Civitaquana-Alanno 2-4: l’Alanno risponde presente e vola a -1 dalla vetta. Odoardi trascinatore, Marchionne applaude la squadra.
L’Alanno continua a correre e lo fa con una vittoria pesante, costruita con lucidità, qualità e un secondo tempo di spessore. Il 4-2 ottenuto sul campo del Civitaquana vale tre punti che avvicinano la formazione di Del Ponte alla vetta del campionato: ora la squadra sale a quota 23, a una sola lunghezza dalla Turris, attesa domenica in una sfida che promette scintille. Sarà un duello tra i due migliori attacchi del girone: 31 gol segnati dalla capolista, 30 dall’Alanno. Numeri che bastano da soli a raccontare l’intensità del confronto imminente.

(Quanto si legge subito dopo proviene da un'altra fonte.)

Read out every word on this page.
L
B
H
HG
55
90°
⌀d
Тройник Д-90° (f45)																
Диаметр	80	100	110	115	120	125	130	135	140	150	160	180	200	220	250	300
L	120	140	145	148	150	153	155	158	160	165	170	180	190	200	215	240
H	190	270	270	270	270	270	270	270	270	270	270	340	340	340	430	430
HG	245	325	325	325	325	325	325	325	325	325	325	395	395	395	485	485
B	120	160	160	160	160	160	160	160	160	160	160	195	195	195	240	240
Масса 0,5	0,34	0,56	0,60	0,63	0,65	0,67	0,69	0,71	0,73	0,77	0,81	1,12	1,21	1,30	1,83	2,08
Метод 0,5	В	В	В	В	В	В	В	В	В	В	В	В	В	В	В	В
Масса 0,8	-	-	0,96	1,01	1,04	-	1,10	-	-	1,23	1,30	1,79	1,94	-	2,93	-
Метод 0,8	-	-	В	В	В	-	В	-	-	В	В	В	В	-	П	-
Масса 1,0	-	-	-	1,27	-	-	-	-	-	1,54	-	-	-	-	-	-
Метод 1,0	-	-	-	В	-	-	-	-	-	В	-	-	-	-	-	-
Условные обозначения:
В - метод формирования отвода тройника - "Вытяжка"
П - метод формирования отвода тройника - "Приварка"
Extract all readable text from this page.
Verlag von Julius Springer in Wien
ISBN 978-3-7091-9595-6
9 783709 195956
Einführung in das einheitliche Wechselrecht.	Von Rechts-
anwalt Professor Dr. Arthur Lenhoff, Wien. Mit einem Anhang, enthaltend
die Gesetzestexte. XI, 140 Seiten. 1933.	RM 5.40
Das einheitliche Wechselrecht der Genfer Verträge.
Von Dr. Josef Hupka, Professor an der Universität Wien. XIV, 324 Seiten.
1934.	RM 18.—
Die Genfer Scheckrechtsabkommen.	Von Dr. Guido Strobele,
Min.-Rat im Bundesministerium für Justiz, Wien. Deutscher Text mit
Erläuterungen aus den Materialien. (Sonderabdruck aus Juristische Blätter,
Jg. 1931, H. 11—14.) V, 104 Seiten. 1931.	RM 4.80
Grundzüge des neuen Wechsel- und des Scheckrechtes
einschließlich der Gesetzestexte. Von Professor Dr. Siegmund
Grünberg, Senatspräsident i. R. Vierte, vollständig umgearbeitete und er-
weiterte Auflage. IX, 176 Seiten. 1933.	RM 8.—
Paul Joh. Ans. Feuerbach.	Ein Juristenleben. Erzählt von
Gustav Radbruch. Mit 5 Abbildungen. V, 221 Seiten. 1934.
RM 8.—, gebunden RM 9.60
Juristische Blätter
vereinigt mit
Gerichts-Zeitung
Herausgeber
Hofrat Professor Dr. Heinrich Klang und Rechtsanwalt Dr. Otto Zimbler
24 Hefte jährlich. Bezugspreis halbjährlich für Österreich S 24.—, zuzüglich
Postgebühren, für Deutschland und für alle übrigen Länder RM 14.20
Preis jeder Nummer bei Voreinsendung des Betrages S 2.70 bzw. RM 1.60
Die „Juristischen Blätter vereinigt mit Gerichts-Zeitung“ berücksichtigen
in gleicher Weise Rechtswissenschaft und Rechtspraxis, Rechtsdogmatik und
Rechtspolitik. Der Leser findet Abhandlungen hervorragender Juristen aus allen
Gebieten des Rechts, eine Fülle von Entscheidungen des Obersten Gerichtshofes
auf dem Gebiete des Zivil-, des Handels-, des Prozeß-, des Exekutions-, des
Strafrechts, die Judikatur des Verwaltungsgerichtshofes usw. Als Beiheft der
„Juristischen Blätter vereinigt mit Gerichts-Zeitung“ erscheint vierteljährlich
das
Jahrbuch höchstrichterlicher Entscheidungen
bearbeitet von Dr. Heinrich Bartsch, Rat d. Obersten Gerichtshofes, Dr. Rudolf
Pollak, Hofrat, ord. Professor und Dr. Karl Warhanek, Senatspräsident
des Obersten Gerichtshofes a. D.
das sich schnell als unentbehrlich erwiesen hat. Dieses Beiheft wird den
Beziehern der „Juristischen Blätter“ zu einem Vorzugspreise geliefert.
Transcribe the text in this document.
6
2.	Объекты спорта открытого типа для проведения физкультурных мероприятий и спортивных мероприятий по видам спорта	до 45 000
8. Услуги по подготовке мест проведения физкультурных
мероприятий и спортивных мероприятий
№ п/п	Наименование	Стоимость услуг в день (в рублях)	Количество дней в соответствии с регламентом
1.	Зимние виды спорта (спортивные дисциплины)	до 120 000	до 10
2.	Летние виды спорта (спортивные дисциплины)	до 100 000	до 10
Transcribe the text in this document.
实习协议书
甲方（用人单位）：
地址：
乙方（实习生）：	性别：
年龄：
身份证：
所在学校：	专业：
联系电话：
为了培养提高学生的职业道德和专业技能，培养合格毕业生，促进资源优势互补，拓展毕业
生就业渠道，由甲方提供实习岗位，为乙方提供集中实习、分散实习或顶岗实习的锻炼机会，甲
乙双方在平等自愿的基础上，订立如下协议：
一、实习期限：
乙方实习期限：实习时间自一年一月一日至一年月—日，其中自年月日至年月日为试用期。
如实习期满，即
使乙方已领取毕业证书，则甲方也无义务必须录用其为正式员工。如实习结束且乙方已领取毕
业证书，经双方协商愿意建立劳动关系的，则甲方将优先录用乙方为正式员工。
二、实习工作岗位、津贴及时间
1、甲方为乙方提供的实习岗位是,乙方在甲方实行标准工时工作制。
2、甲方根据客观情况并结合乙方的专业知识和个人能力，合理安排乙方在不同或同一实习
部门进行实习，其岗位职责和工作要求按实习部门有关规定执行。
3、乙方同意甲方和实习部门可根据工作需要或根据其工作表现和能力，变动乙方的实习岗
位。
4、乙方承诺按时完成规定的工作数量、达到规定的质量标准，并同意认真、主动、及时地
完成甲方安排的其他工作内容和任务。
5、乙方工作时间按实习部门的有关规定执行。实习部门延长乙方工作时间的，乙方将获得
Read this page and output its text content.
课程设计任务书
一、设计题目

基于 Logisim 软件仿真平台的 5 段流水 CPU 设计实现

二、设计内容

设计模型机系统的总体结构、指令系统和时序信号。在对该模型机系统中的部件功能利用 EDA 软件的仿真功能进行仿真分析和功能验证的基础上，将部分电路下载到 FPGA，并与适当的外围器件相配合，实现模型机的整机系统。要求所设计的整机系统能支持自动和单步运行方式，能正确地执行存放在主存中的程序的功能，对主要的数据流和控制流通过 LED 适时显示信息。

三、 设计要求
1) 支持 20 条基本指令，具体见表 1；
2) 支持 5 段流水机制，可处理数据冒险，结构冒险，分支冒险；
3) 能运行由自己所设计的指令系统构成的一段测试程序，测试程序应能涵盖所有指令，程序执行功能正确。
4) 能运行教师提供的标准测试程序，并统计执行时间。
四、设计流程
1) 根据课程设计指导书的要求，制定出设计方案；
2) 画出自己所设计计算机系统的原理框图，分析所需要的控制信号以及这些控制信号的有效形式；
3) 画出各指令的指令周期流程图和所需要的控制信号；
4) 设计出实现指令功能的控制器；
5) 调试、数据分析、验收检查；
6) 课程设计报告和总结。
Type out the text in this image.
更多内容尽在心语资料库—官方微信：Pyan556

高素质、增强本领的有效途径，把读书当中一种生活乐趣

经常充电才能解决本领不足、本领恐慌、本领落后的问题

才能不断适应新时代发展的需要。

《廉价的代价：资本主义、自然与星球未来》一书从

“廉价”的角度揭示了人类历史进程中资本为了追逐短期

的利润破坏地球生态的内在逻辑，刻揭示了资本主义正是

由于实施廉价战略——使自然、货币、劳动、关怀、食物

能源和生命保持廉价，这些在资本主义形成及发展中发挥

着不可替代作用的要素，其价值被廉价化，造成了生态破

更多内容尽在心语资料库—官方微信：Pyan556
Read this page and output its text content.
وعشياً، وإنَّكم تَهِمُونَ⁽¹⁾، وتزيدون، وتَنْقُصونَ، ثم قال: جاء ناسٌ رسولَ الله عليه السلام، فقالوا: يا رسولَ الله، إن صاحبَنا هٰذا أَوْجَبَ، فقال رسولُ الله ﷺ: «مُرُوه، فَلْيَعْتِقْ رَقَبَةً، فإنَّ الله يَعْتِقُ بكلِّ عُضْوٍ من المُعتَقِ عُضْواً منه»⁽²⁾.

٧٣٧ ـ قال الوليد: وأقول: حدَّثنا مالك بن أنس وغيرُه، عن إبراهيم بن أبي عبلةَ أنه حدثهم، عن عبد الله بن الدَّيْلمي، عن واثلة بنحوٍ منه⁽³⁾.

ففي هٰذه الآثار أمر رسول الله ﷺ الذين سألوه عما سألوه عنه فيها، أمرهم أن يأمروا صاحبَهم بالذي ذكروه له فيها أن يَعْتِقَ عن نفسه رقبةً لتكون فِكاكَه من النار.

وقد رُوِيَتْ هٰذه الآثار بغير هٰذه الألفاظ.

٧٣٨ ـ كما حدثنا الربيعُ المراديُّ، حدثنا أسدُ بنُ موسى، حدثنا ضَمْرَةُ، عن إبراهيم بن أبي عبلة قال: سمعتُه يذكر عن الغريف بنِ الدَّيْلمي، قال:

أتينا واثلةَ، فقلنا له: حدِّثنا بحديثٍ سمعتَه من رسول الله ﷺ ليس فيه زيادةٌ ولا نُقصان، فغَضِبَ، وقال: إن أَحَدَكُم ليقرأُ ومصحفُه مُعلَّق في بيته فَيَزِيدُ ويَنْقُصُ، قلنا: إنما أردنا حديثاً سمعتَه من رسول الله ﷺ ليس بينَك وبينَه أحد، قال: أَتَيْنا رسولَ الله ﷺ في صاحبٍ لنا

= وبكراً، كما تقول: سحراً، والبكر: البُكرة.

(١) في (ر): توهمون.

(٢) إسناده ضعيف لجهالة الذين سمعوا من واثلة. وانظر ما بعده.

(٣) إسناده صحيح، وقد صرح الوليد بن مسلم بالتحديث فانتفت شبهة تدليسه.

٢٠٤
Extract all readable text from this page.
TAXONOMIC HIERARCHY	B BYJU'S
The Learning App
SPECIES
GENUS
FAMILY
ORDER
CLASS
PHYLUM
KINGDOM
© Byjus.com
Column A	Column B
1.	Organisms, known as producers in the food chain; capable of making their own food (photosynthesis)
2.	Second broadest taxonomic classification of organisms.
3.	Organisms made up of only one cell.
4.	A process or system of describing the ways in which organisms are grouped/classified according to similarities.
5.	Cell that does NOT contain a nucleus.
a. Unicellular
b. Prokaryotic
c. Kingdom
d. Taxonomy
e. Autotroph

A Civitaquana la partita si apre con la firma di Andrea Odoardi, classe 2002, attaccante che si sta prendendo la scena giornata dopo giornata. Segna nel primo tempo e si ripete nella ripresa, salendo a quota 4 gol stagionali e timbrando il cartellino per la seconda gara consecutiva. Un rendimento che profuma di maturità tecnica e caratteriale: Odoardi si sta rivelando prezioso non solo per la quantità di reti, ma per il modo in cui interpreta il ruolo, sempre presente, sempre pulito nelle scelte e letale negli ultimi metri.
Il vantaggio iniziale porta le squadre negli spogliatoi sull’1-0. L’Alanno, però, rientra in campo con un piglio totalmente diverso e mette al sicuro il risultato in pochi minuti. Parolini firma il 2-0 con un gran tiro dal limite, seguito dalla pennellata su punizione di Di Giuseppe: una giocata di tecnica pura, resa speciale non solo dal gesto in sé ma dal fatto che il numero 10, a 41 anni, continua a imporre qualità e leadership.
Il poker arriva ancora con Odoardi, bravo a farsi trovare nel posto giusto al momento giusto e a chiudere virtualmente la partita. Nel finale, il Civitaquana accorcia con Riccitelli e Rosini, rendendo meno largo il passivo ma senza riuscire a riaprire realmente il confronto. La squadra di casa, combattiva e aggressiva, gioca con grande cuore fino all’ultimo, un atteggiamento che merita riconoscenza anche da parte degli avversari.
Molto soddisfatto a fine gara il presidente Giampiero Marchionne, che analizza così la prestazione:
«Ennesima vittoria, dimostrazione di essere una squadra forte, competitiva e sicuramente con tanto cuore e tanta testa. Nel primo tempo non benissimo, perché ci siamo adeguati alla loro palla lunga, ma appena abbiamo rimesso la palla a terra siamo andati in vantaggio. Nella ripresa abbiamo cambiato volto: gran gol di Parolini, poi punizione magistrale di Di Giuseppe che, anche a 41 anni, è in gran forma grazie al lavoro del nostro preparatore Loris Capitanio. Poi siamo andati di nuovo in gol con Odoardi, che è un ragazzo d’oro: non manca mai in allenamento e ha doti di finalizzazione ottime. Nel finale abbiamo abbassato un po’ la concentrazione e abbiamo preso due gol, ma il Civitaquana non è una squadra semplice: agonisticamente cattiva e sempre con grande cuore. Faccio i complimenti anche a loro che hanno corso fino all’ultimo».
Con questa vittoria l’Alanno arriva allo scontro diretto contro la Turris nel miglior modo possibile. Mancano ancora tanti capitoli da scrivere in questo campionato, ma la sensazione è che la sfida di domenica possa segnare un piccolo pezzo di storia della stagione.